- The US military in Okinawa has been banned from drinking alcohol or leaving their residences after a US Marine killed a local man in a car crash.
- The Marine reportedly had three times the legal limit of alcohol in his blood at the time of the crash.
- The US has 50,000 troops in Japan, but frequent drunk driving incidents breed resentment among the local population.
The US military has banned the consumption of alcohol for servicemembers after a US Marine struck and killed an Okinawa man in a truck where “alcohol may have been a factor,” on Sunday, according to a statement.
The US Forces Japan declared that all servicemembers “restricted to base and to their residences,” after the 21-year-old Marine’s crash. Japanese police told Reuters that the Marine had three times the legal level of alcohol in his blood at the time of the crash.

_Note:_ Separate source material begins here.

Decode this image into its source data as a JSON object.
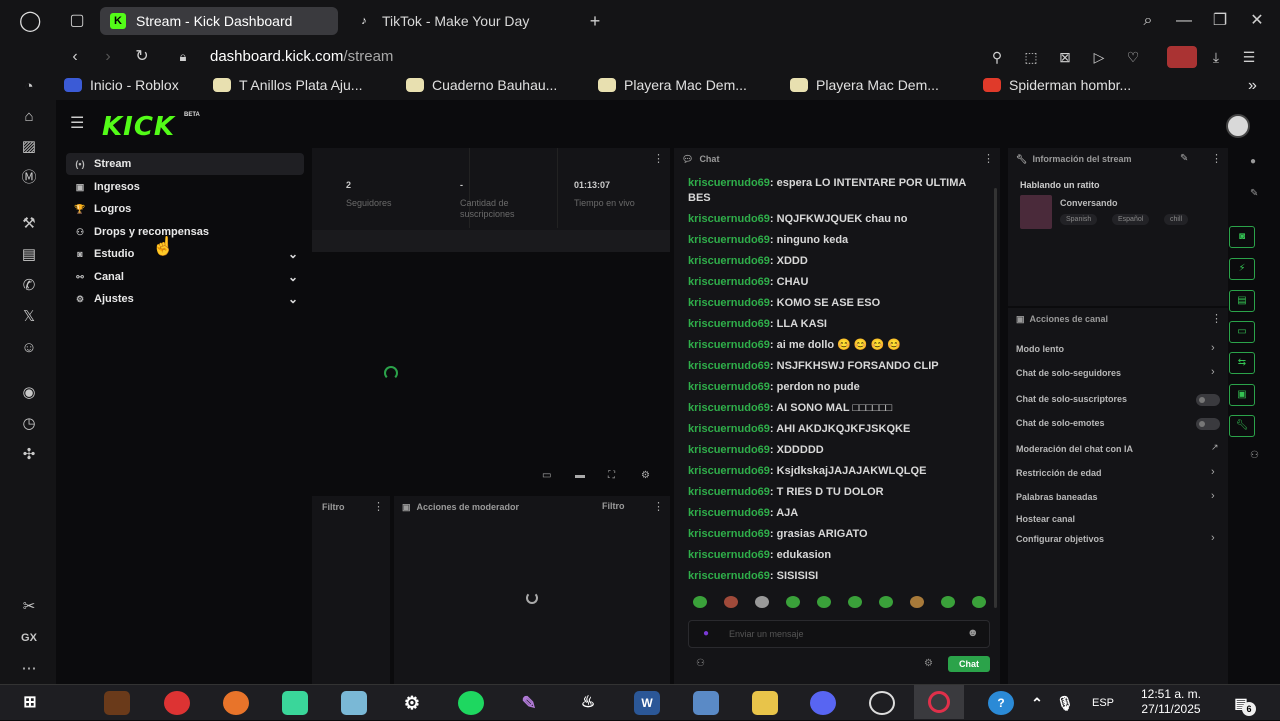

US servicemembers in Japan have bred resentment among the local population with DUI convictions and drunk-driving related deaths. About half of the US’s 50,000 troops in Japan live in Okinawa.
“Commanders across Japan will immediately lead mandatory training to address responsible alcohol use, risk management and acceptable behaviour. All military members and U.S. government civilians in Japan are required to attend,” the statement read.
“The Defence and Foreign Ministries have lodged a stern representation to the U.S. forces in Japan and the U.S. embassy in Japan, asking for the enforcement of discipline, prevention of recurrence and sincere response to the bereaved,” Japanese Chief Cabinet Secretary Yoshihide Suga told a regular news conference on Monday, according to Reuters.
The US maintains a large military presence in Japan and South Korea partially to contain North Korea and balance the regional influence of China.